Transfer of social norms
The results of the study show that firms that export or who are owned by parent companies abroad generally have a higher female share of full-time, permanent employees than firms which are only active in their national markets. This was especially apparent for exporters with customers in countries with equal gender norms: These companies employ 6–7 percentage points more female workers than very similar non-exporters in the same local market. Ownership structures also play a role. “Domestically-owned firms hire 17–18 percentage points fewer women than foreign-owned firms in the same market that are exposed to gender equality,” reports the study’s co-author.

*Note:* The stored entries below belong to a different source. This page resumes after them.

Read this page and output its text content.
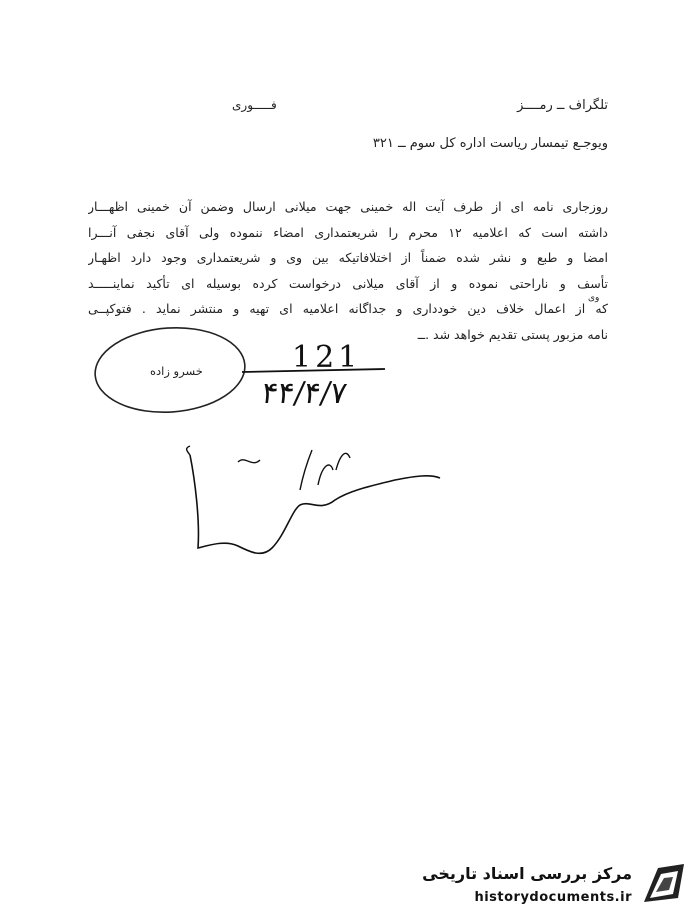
تلگراف ــ رمــــز
فـــــوری
ویوجـع تیمسار ریاست اداره کل سوم ــ ۳۲۱
روزجاری نامه ای از طرف آیت اله خمینی جهت میلانی ارسال وضمن آن خمینی اظهـــار
داشته است که اعلامیه ۱۲ محرم را شریعتمداری امضاء ننموده ولی آقای نجفی آنـــرا
امضا و طبع و نشر شده ضمناً از اختلافاتیکه بین وی و شریعتمداری وجود دارد اظهـار
تأسف و ناراحتی نموده و از آقای میلانی درخواست کرده بوسیله ای تأکید نماینـــــد
که از اعمال خلاف دین خودداری و جداگانه اعلامیه ای تهیه و منتشر نماید . فتوکپــی
نامه مزبور پستی تقدیم خواهد شد .ــ
وی
خسرو زاده	121
۴۴/۴/۷
مرکز بررسی اسناد تاریخی
historydocuments.ir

Top management is still predominantly male
The beneficial effects of exposure to gender equality are not the same across the board, however. Production jobs (such as assembly line workers) benefit the most. Non-production jobs (such as office workers) also benefit, however, to a lesser extent. “The percentage of women only increases at the lower and middle levels of the organizational structure. Exposure to equal gender norms has no effect at all on top management positions,” says Schneebaum. “These results are important, because they show how commercial trade serves as a medium through which gender norms can be transmitted across countries – that’s really good. But just as important is the limitation we find: that for more prestigious jobs, it will take more than just commercially-based exposure to norms of equality to get more women into management positions and reduce gender inequality.”
About the researcher
Alyssa Schneebaum is an assistant professor and deputy head of the Institute for Heterodox Economics at WU and a researcher at WU’s Research Institute for the Economics of Inequality. Born and raised in Queens, New York, she studied economics and gender studies at Bucknell University in Pennsylvania and received her PhD from the University of Massachusetts-Amherst. She has been at WU since 2012. Alyssa Schneebaum is also a Research Consultant at the UCLA Williams Institute. Her research focuses mainly on labor economics, applied microeconometrics, and the economics of gender, families, and inequality. The economist has published her research in renowned journals such as Demography, Feminist Economics, Review of Income and Wealth, Economics Letters, and Applied Economics. Alyssa Schneebaum was a recipient of the FWF Austrian Science Fund’s Hertha Firnberg grant from 2014 to 2018. She was presented with the Kurt Rothschild Award in 2016, received the WU’s Innovative Teaching award in 2017, and won the Käthe Leichter Award in 2018.